Anonymizer-4b / README.md
QomSSLab's picture
Upload README.md with huggingface_hub
61a7c74 verified
---
language: fa
library_name: transformers
tags:
- anonymization
- legal
- privacy
- llm
- iranian-legal
- persian
datasets:
- QomSSLab/Anonymized_Cases
pipeline_tag: text-generation
inference: false
---
# QomSSLab/Anonymizer-4b
**QomSSLab/Anonymizer-4b** is a fine-tuned [Gemma 3 4B](https://huggingface.co/google/gemma-3b) model designed to anonymize Persian legal texts by masking or replacing all personally identifiable information (PII). It is trained on the [`QomSSLab/Anonymized_Cases`](https://huggingface.co/datasets/QomSSLab/Anonymized_Cases) dataset.
## 💡 Use Cases
- Data privacy for legal document processing.

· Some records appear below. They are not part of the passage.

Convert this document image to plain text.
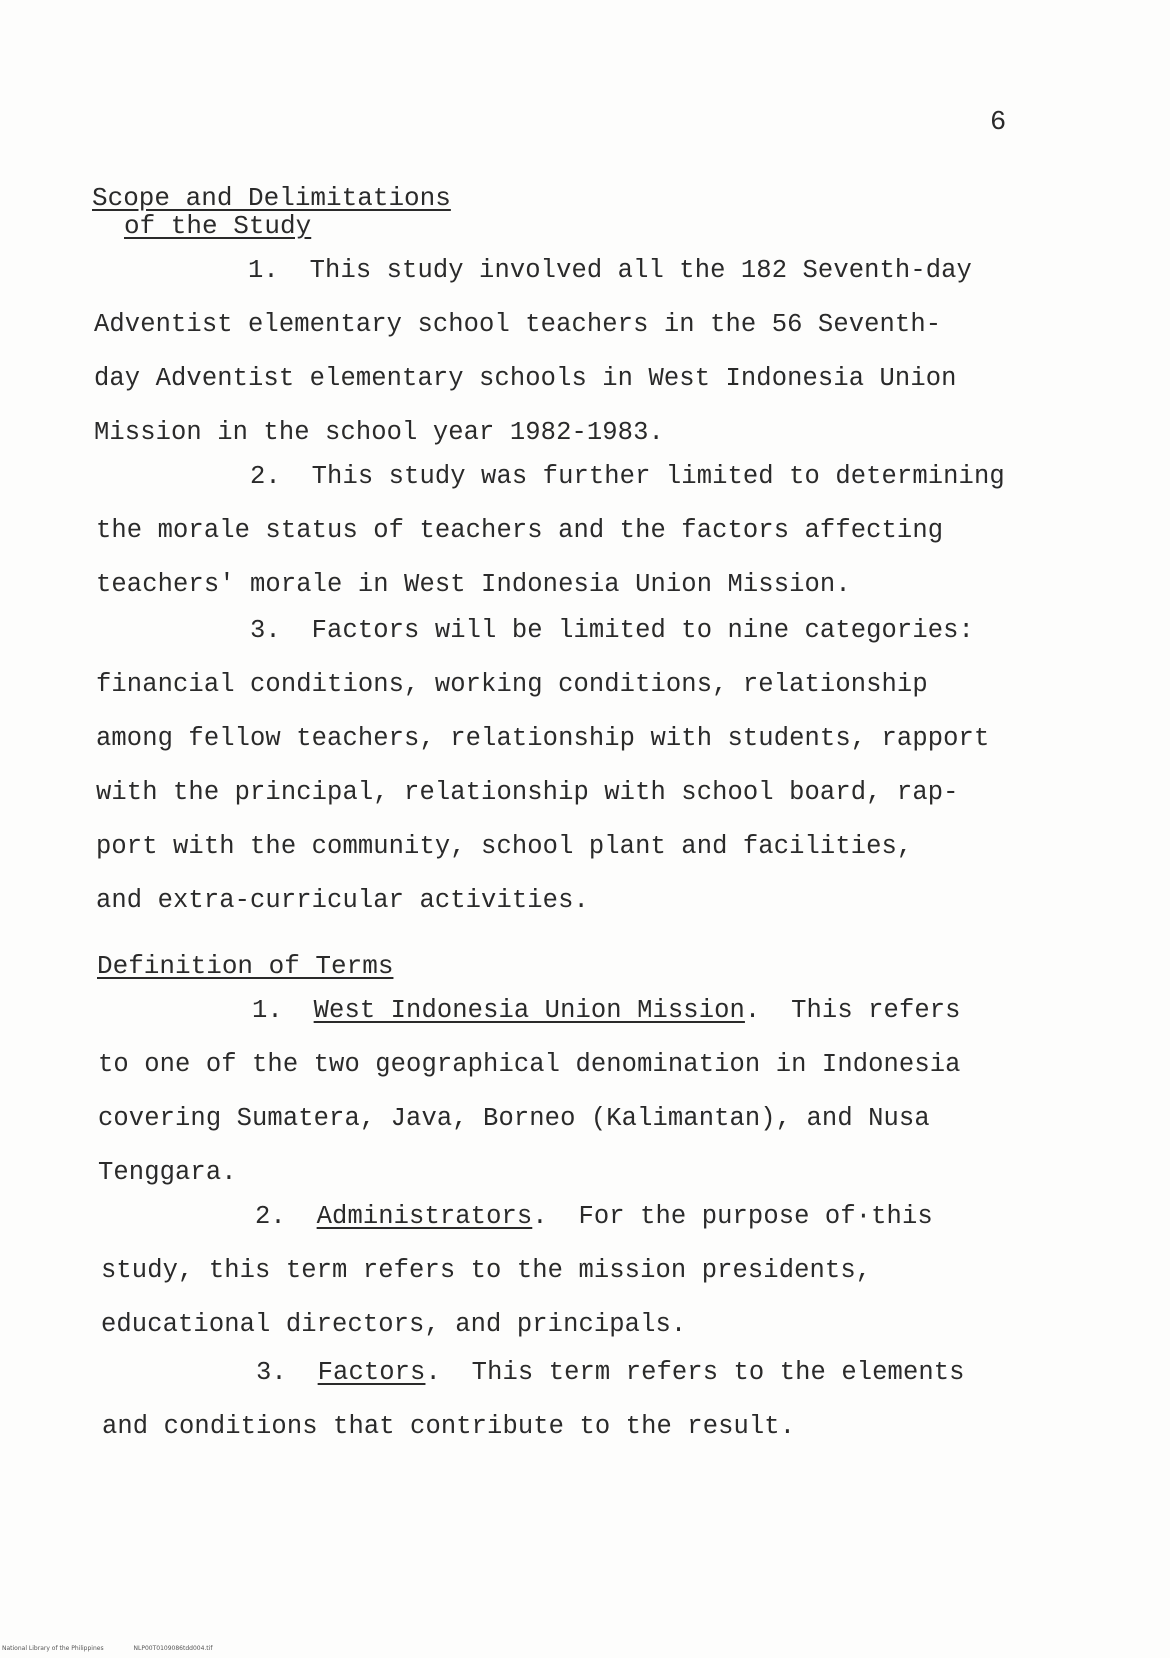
6
Scope and Delimitations
of the Study
1.  This study involved all the 182 Seventh-day
Adventist elementary school teachers in the 56 Seventh-
day Adventist elementary schools in West Indonesia Union
Mission in the school year 1982-1983.
2.  This study was further limited to determining
the morale status of teachers and the factors affecting
teachers' morale in West Indonesia Union Mission.
3.  Factors will be limited to nine categories:
financial conditions, working conditions, relationship
among fellow teachers, relationship with students, rapport
with the principal, relationship with school board, rap-
port with the community, school plant and facilities,
and extra-curricular activities.
Definition of Terms
1.  West Indonesia Union Mission.  This refers
to one of the two geographical denomination in Indonesia
covering Sumatera, Java, Borneo (Kalimantan), and Nusa
Tenggara.
2.  Administrators.  For the purpose of·this
study, this term refers to the mission presidents,
educational directors, and principals.
3.  Factors.  This term refers to the elements
and conditions that contribute to the result.
National Library of the Philippines	NLP00T0109086tdd004.tif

- Preprocessing step for building publicly shareable Persian legal corpora.
- Protecting PII in judicial NLP pipelines.
## 🧠 Model Details
- **Base Model**: Gemma 3 4B
- **Language**: Persian (Farsi)
- **Training Data**: Synthetic and real anonymized Persian legal cases.
- **Task**: Text-to-text generation (anonymization)
## 📦 Example Usage
```python
from transformers import AutoTokenizer, AutoModelForCausalLM
import torch
model = AutoModelForCausalLM.from_pretrained("QomSSLab/Anonymizer-4b", device_map="auto")
tokenizer = AutoTokenizer.from_pretrained("QomSSLab/Anonymizer-4b")
tokenizer.add_eos_token = False
messages = [
{"role": "system", "content": "You are a data privacy expert. Your task is to anonymize the following case text by removing or replacing all personally identifiable information (PII)."},
{"role": "user", "content": "پرونده‌ای درباره ازدواج بین هانیه و عبدالرحیم با اطلاعات هویتی متعدد..."}
]
prompt = tokenizer.apply_chat_template(messages, tokenize=False, add_generation_prompt=True, add_special_tokens=False)
inputs = tokenizer([prompt], return_tensors="pt", add_special_tokens=False).to("cuda")
outputs = model.generate(
**inputs,
max_new_tokens=400,
temperature=0.1,
top_p=0.95,
top_k=64,
disable_compile=True
)
anonymized_text = tokenizer.decode(outputs[0][inputs['input_ids'].shape[1]:], skip_special_tokens=True)
print(anonymized_text)
```
## 📊 Evaluation
The model was evaluated qualitatively on a diverse collection of Persian legal documents. It effectively identifies and anonymizes a range of personally identifiable information (PII), including:
- Full names
- National IDs
- Addresses
- Dates of birth
- Case numbers
- Geographic locations
The model is particularly well-suited for preprocessing court cases for research, public data release, or downstream tasks like summarization and classification while preserving privacy.
### Limitations
- May occasionally miss rare or out-of-distribution PII formats.
- Not guaranteed to anonymize very short or extremely noisy texts.
- Trained primarily on formal legal language; performance may degrade on informal Persian.
## 📁 Dataset
This model was fine-tuned on the [`QomSSLab/Anonymized_Cases`](https://huggingface.co/datasets/QomSSLab/Anonymized_Cases) dataset, which includes manually and synthetically anonymized court documents and legal filings in Persian. The dataset contains a mix of real and simulated entities, helping the model generalize across varied legal formats and writing styles.